Les restes humains récemment trouvés dans des locaux de l’Université de Strasbourg, prélevés sur des victimes juives gazées en 1943 au camp de concentration nazi du Struthof, seront inhumés en septembre, a-t-on appris mardi auprès du grand rabbin de Strasbourg René Gutman.
La date de cette inhumation n’a pas été encore arrêtée précisément, mais pourrait être fixée au dimanche 6 septembre, à l’occasion de la journée consacrée à la mémoire des victimes déportées, a précisé M. Gutman qui souhaite une inhumation « dans les délais les plus rapprochés », conformément à la tradition juive.
La cérémonie aura lieu au cimetière israélite de Strasbourg-Cronenbourg, où sont enterrées les dépouilles de 86 juifs assassinés dans la chambre à gaz du Struthof (camp situé en Alsace), sur ordre du médecin anatomiste nazi August Hirt.
Ce dernier, alors rattaché à l’Université allemande de Strasbourg, voulait constituer une « collection de squelettes ». L’histoire de ces 86 victimes était connue depuis longtemps: la majeure partie de leurs restes, en grande partie découpés, avait été retrouvée par les Alliés peu après la libération de Strasbourg en 1944, et rapidement inhumée.
Samedi, la municipalité de Strasbourg et l’Université ont cependant créé la surprise en annonçant que d’autres restes humains remontant à cette époque avaient été retrouvés le 9 juillet dernier, dans un bocal et des éprouvettes conservés à l’institut de médecine légale de Strasbourg. Cette annonce a suscité stupeur et indignation au sein de la communauté médicale et scientifique.

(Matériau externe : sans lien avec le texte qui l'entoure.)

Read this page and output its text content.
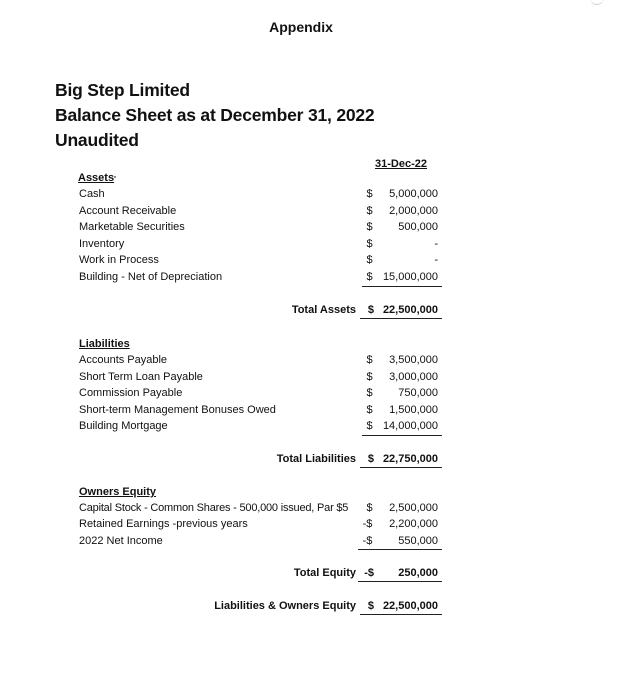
Appendix
Big Step Limited
Balance Sheet as at December 31, 2022
Unaudited
31-Dec-22
Assets
Cash	$	5,000,000
Account Receivable	$	2,000,000
Marketable Securities	$	500,000
Inventory	$	-
Work in Process	$	-
Building - Net of Depreciation	$ 15,000,000
Total Assets	$ 22,500,000
Liabilities
Accounts Payable	$	3,500,000
Short Term Loan Payable	$	3,000,000
Commission Payable	$	750,000
Short-term Management Bonuses Owed	$	1,500,000
Building Mortgage	$ 14,000,000
Total Liabilities	$ 22,750,000
Owners Equity
Capital Stock - Common Shares - 500,000 issued, Par $5 $	2,500,000
Retained Earnings -previous years	-$	2,200,000
2022 Net Income	-$	550,000
Total Equity -$	250,000
Liabilities & Owners Equity	$ 22,500,000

La nièce d’une des 86 victimes assassinées s’est toutefois déclarée « heureuse » de cette découverte, qui selon elle tord le cou aux « mauvaises volontés » et au « négationnisme ». « Même si ce ne sont que des restes, le problème pour tous les survivants – pas seulement pour nous les juifs – est de pouvoir se recueillir sur une tombe, c’est important », a réagi Marion Gamain, 64 ans, dont l’oncle Frank Sachnowitz, l’un des « 86 », a été assassiné en 1943 âgé de 17 ans.
L’Université de Strasbourg et l’institut de médecine légale n’ont pas exclu que des analyses ADN à des fins d’identification puissent être pratiquées sur certains des restes humains récemment découverts, en l’occurrence des morceaux de peau. « Pour le moment aucune analyse n’est prévue. Je n’ai pas l’autorisation et aucune demande n’a été faite » en ce sens, a cependant précisé le directeur de l’institut médico-légal, Jean-Sébastien Raul.
L’exploitation scientifique de ces fragments pourrait cependant s’avérer difficile, estime Frédérique Neau-Dufour, directrice du Centre européen du résistant déporté, installé au Struthof. Conservés dans du formol, les échantillons pourraient en effet avoir été altérés par le temps.
Mme Neau-Dufour, qui rappelle les « conditions épouvantables » dans lesquelles « les 86 » ont été tués, réclame la création d’un groupe de travail pour « mener des vérifications » dans les archives universitaires, afin de révéler d’éventuelles autres pièces d’intérêt scientifique. « L’heure est venue de vérifier tout cela. Cette découverte est un vrai tournant à cet égard », a-t-elle ajouté.